# Wasserbecken aus Holzbalken!?



## Epalzeorhynchos (8. Juli 2011)

Hallo zusammen!

Ich hab mal wieder eine Idee für eine neue Wasserbeckenkonstruktion. Und zwar kam mir die Idee ein Wasserbecken aus Holzbalken zu bauen.

Es soll folgende Maße haben (LxBxH): 2,00 x 1,00 x 0,60 m

Jetzt ist die Frage wie stark müssten die Balken sein, damit das ganze hält? Würde eine Stärke von 60 mm reichen? Dann könnte man ja bspw. zehn 60 x 60 mm Balken übereinander nehmen oder drei* 180 x 60 mm*.
Innen wird das ganze natürlich mit Teichfolie ausgelegt.

Hier noch mal eine Skizze:
 


Das ganze wird dann vermutlich auch einiges kosten, denn man bräuchte etliche Balken +Teichfolie +Holzschutzmittel +Sonstiges (Schrauben usw.).

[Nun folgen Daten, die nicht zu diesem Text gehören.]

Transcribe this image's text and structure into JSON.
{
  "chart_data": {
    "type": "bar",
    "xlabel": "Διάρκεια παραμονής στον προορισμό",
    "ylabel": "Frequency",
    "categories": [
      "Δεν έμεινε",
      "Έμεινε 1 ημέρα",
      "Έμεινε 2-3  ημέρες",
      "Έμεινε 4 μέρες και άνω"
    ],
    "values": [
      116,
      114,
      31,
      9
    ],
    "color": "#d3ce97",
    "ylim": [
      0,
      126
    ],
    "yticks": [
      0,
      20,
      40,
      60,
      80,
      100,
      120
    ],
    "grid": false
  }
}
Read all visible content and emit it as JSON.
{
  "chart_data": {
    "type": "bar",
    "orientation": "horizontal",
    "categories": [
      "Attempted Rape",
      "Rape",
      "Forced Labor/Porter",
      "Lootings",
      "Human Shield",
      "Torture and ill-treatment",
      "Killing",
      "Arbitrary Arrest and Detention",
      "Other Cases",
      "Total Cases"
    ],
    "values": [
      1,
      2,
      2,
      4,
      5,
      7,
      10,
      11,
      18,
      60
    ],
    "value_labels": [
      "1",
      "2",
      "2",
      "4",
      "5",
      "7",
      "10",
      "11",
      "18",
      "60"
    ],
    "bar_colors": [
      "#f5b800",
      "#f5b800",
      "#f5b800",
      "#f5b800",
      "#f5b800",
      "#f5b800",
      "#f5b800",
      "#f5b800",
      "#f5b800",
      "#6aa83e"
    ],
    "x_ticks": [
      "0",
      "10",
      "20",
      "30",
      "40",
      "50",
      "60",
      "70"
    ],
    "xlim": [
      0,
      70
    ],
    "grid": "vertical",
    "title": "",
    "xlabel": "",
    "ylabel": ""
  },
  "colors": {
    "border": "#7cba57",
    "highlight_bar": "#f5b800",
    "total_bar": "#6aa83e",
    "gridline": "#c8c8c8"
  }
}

Was haltet Ihr von der Idee?


----------



## nico1985 (9. Juli 2011)

*AW: Wasserbecken aus Holzbalken!?*

moin, ich denke das es bestimmt 2-3 jahre halten wird aber länger???? Weil auch wenn du das holz streichst irgend wo kommt doch wasser rein und dann fängt es an weg zu rotten! Oder eventuell hartholz, da bekommst du zwar die schrauben kaum rein aber es rottet nicht so schnell! Denke ich! ich hab so was aber nicht! Also nur meine vermutung!!


----------



## Sveni (10. Juli 2011)

*AW: Wasserbecken aus Holzbalken!?*

Hallo Mirko,

warum so kompliziert?

Einkaufsliste:

9 Stck KH 2000x80x80
12qm gehobelte Bretter 2000x200x20
20 Stck Edelstahl-Spax L = 120 
80 Stck Edelstahl-Spax L = 40
2,5 Liter Klarlack
Vlies 3mx4m + Verschnitt und Eck-Umschlag
Folie 3mx4m + Verschnitt und Eck-Umschlag
Doppelseitiges Klebeband
12qm Styrodur 80mm

Werkzeug:

Handkreissäge mit 80mm Schnitttiefe
Akku Schrauber mit entsprechenden Bit´s (und Power)
Holzbohrer L = min 80mm ( Durchmesser M6 )
Pinsel/Schaumstoffrolle zum Lackauftrag
4 Stck Schraubzwingen
Teilweise ein Montage-Helfer


Fertigung:

Vorab wird jedes Stück Holz von allen Seiten lackiert. Auch alle Schnittkanten.
3 Stck Rahmen aus KH 80x80 zusammenschrauben. (ergibt Aussenmaß 2000x1160)
Den ersten Rahmen ebenerdig auflegen und als Boden vollständig mit den gehobelten Brettern belegen und verschrauben. Bretter = Aussenkante Rahmen bündig und jedes Brett 4x verschrauben. Ansonsten würden sich die Bretter seitlich aufstellen und wellen.
Den zweiten Rahmen auflegen und nach unten verschrauben.
Achtung: Ab jetzt kannst du es nicht mehr alleine heben!!! 
Jetzt die gehobelten Bretter als Innenwände am 2. Rahmen hochkant verschrauben.
den dritten Rahmen mit den Schraubzwingen und deinem Helfer auf Oberkante Bretter einrichten und verschrauben. 
Auf den beiden Längsseiten mittig ein Stck KH 80x80 als Steife einsetzen und schräg verschrauben. (spart Winkel)
Die jetzt entstanden äußeren Gefache mit dem Styrodur auskleiden.
Äußere Beplankung mit den Brettern fertigstellen.
Inneres Vlies mittels doppelseitigem Klebeband einbringen. Ecken nicht überlappen, besser zuschneiden. Folie enbringen. Ecken sauber falten und mittels Holzabschlussleiste auf dem oberen Rahmen befestigen. Vor dem befestigen Wasser einfüllen und eventuelle Falten in der Folie glätten.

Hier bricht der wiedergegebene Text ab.